In some example embodiments, the method further comprises transmitting instructions to control the robot to perform the control operation by the transportation device to the robot. With these embodiments, the method for safety monitoring is implemented at the transportation device.
In some example embodiments, in determining the relative position, the robot or the transportation device may determine at least one human position of the human relative to the at least one sensor based on the sensor data. The robot or the transportation device may determine at least one sensor position of the at least one sensor. The robot or the transportation device may determine the relative position based on the at least one sensor position and the at least one human position. With these embodiments, by calculating relative positions of both of the human and the robot relative to the sensors, the relative position between the human and the robot can be obtained.
In some example embodiments, in determining the relative position based on the at least one sensor position and the at least one human position, the robot or the transportation device may determine at least one human vector between the at least one sensor and the human based on the at least one human position and the at least one sensor position. The robot or the transportation device may determine at least one sensor vector between the at least one sensor and the robot based on the at least one sensor positions and a robot position of the robot. The robot or the transportation device may determine at least one detection vector based on the at least one human vector and the at least one sensor vector. If it is determined that the at least one detection vector indicates a single distance between the human and the robot, the robot or the transportation device may determine one of at least one detection vector representing the relative position between the human and the robot.

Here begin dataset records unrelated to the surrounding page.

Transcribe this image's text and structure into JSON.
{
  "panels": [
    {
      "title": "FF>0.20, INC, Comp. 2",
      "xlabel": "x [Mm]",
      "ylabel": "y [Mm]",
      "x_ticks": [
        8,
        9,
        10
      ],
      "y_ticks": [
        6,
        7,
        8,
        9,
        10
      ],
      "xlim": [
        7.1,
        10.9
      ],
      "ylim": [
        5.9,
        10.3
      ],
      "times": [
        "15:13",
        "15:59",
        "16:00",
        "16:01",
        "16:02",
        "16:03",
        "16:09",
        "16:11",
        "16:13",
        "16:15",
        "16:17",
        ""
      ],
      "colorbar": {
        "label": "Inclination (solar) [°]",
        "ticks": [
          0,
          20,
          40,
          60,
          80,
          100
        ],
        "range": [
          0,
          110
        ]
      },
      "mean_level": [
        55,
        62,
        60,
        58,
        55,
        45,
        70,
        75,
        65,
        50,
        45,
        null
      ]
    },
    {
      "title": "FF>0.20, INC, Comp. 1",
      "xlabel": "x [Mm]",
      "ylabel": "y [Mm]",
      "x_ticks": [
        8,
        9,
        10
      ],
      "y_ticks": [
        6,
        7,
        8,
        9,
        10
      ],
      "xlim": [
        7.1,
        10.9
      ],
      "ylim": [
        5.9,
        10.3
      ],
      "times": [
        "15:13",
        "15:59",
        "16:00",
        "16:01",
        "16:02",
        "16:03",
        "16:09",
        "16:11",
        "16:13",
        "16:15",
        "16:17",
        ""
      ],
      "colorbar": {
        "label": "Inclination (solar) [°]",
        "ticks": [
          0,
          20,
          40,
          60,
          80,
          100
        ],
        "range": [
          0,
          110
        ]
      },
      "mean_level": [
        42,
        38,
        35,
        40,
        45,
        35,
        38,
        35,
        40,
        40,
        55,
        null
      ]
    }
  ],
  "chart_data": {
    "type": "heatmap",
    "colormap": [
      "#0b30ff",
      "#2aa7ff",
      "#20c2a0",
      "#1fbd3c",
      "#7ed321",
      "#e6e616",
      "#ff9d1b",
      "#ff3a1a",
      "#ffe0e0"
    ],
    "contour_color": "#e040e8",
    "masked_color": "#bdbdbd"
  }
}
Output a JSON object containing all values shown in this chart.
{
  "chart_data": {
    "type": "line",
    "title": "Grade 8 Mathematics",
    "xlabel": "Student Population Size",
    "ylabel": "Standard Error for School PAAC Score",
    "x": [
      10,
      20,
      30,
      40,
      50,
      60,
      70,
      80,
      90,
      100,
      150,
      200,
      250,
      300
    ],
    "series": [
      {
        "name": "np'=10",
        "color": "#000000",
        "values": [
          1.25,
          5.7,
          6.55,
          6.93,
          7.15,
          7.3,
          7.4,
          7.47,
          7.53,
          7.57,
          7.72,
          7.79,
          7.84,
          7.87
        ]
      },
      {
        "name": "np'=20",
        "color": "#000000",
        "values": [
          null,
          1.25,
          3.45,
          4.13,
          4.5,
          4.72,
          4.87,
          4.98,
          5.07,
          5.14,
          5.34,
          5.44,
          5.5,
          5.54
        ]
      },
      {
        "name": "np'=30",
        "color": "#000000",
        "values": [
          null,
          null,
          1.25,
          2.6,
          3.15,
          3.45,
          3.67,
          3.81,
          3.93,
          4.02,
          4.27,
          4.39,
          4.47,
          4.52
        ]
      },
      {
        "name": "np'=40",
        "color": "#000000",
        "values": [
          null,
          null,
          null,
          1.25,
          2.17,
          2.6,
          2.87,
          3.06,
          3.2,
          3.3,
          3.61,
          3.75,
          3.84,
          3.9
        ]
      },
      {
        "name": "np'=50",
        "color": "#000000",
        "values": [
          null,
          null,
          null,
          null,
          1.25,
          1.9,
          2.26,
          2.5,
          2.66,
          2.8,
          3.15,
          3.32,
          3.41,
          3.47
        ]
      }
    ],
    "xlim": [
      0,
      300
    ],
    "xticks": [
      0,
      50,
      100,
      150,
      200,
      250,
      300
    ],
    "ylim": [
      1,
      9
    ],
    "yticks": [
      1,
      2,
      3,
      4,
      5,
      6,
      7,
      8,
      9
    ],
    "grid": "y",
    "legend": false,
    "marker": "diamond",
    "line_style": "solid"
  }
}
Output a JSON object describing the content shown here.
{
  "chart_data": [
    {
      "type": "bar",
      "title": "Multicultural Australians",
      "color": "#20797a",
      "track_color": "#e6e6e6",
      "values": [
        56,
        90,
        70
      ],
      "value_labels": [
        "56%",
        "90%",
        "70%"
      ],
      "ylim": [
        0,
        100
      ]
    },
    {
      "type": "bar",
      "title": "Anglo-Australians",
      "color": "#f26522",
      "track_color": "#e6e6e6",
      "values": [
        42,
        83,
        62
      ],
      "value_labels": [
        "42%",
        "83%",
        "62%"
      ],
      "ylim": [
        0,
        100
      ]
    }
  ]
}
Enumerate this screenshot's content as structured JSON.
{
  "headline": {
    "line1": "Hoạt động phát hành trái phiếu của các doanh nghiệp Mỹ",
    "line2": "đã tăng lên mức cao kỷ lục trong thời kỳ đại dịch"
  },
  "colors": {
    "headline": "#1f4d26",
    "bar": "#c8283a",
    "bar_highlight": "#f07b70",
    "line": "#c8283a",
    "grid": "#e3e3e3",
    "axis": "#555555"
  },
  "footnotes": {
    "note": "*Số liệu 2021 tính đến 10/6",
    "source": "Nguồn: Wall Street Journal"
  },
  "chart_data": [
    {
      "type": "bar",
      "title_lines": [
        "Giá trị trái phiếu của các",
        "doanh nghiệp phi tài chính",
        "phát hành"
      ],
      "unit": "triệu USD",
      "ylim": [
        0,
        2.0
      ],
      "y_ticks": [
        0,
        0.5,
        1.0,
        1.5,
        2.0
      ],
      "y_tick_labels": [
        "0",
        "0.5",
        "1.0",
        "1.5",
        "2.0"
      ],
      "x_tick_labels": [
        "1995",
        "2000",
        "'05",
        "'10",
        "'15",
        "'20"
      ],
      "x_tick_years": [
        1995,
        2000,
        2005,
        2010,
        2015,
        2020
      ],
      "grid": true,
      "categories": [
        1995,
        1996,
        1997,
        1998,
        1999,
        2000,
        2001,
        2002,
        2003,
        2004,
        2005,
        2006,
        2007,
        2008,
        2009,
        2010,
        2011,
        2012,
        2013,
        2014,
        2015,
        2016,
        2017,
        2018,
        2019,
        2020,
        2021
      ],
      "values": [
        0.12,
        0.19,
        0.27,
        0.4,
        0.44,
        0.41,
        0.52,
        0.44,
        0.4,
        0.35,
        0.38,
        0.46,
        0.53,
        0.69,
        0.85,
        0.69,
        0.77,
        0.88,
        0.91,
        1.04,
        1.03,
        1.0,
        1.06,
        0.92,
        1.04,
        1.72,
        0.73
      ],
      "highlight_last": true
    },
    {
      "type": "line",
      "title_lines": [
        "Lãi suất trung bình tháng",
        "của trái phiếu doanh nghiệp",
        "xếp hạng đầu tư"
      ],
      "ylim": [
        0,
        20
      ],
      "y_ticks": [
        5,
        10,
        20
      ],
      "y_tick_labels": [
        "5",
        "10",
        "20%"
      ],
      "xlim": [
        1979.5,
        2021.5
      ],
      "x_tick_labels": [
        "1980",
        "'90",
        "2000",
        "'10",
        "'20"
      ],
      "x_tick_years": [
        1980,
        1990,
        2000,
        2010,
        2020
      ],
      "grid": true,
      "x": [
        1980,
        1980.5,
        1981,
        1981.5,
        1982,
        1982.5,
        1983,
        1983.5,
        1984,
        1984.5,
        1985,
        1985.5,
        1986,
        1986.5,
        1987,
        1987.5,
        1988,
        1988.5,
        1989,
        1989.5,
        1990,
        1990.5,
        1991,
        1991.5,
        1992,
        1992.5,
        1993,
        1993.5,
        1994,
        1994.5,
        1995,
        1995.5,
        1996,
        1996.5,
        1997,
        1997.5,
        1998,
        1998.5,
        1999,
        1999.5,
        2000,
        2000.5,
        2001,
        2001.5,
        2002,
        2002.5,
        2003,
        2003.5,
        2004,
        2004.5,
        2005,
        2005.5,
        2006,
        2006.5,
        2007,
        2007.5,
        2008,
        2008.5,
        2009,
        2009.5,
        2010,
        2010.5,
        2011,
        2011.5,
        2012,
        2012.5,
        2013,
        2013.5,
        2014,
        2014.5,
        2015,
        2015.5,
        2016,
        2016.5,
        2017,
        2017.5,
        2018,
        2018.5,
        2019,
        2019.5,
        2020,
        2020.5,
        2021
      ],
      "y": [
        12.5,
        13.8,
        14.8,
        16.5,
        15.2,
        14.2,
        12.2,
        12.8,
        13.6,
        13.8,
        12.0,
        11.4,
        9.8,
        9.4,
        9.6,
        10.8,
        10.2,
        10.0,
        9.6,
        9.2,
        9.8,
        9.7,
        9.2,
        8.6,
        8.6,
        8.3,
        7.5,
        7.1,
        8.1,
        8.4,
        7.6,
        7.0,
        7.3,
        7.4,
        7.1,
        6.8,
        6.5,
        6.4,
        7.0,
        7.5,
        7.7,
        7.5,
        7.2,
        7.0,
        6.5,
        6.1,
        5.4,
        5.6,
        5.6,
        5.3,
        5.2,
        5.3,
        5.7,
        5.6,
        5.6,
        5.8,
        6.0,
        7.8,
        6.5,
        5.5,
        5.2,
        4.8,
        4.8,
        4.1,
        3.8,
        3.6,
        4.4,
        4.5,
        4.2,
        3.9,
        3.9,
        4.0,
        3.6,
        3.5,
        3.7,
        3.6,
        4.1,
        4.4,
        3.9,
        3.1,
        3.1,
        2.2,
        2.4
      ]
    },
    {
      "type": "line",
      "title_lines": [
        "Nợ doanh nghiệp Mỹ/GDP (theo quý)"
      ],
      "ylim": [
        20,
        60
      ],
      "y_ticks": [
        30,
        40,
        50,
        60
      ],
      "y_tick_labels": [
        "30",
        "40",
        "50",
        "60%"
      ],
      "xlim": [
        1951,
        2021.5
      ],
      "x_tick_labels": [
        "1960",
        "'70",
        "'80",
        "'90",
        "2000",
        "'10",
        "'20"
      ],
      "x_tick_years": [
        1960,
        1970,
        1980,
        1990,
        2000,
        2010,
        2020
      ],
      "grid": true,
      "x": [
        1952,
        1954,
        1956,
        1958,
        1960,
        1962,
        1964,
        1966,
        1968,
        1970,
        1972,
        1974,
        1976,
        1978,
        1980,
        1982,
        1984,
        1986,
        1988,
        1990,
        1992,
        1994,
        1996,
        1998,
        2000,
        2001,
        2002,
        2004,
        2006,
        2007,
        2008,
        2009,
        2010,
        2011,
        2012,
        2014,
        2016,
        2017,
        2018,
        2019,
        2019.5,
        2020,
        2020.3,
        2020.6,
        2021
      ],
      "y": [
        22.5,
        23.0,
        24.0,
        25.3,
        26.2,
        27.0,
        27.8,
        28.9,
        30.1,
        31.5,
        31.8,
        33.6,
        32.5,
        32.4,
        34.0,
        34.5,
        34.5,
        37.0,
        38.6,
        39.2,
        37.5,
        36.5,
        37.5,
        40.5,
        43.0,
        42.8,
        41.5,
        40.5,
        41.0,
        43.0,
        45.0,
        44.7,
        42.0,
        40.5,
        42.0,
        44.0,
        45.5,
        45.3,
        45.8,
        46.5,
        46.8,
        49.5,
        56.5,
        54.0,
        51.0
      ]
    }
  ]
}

In some alternative embodiments, if it is determined that the at least one relative position indicates a plurality of distances between the human and the robot, the robot or the
transportation device may determine a relative position indicating a minimum distance of the plurality of distances representing the relative position between the human and the robot. With these embodiments, by selecting a relative position with a smaller distance, the safety level is increased.
In some example embodiments, in determining the control operation, the robot or the transportation device may determine a distance between the robot and the human based on the relative position. The robot or the transportation device may obtain at least one distance threshold associated with a working range of the robot. The robot or the transportation device may determine the control operation based on the distance and the at least one distance threshold. With these embodiments, by comparing the obtained distance with the at least one distance threshold, a suitable control operation can be determined from a plurality of control operations corresponding to different scenarios.
In some example embodiments, in determining the control operation based on the distance and the at least one distance threshold, if it is determined that the at least one distance threshold comprises a first distance threshold associated with a maximum working range of the robot, the robot or the transportation device may compare the first distance threshold and the distance. It is determined that the distance is smaller than the first distance threshold, the robot or the transportation device may determine the control operation as suspension of an operation of the robot. With these embodiments, the first distance threshold is greater than the maximum working range of the robot.
In some alternative embodiments, in determining the control operation based on the distance and the at least one distance threshold, if it is determined that the distance is greater than the first distance threshold, the robot or the transportation device may compare the distance and a second distance threshold greater than the first distance. If it is determined that the distance is smaller than the second distance threshold, the robot or the transportation device may determine the control operation as reduction of an operation speed of the robot.
In some alternative embodiments, in determining the control operation based on the distance and the at least one distance threshold, if it is determined that the distance is greater than the second distance threshold, the robot or the transportation device may determine the control operation as maintaining the operation of the robot. With these embodiments, by sequentially comparing the determined distance with all the distance
threshold, the risk of a potential collision can be determined.
In some example embodiments, the transportation device comprises an automated guided vehicle (AGV) or an autonomous mobile robot (AMR) .
In some example embodiments, the robot is integrated on the transportation device.
In some example embodiments, in some cases that the robot is separated from the transportation device, the transportation device may be communicated with the robot wirelessly. In some cases that the robot is integrated on the transportation device, the transportation device may be communicated with the robot wirelessly or through cables with dedicated interface. With these embodiments, the robots and the transportation device can be arranged in the industrial facility more flexibly.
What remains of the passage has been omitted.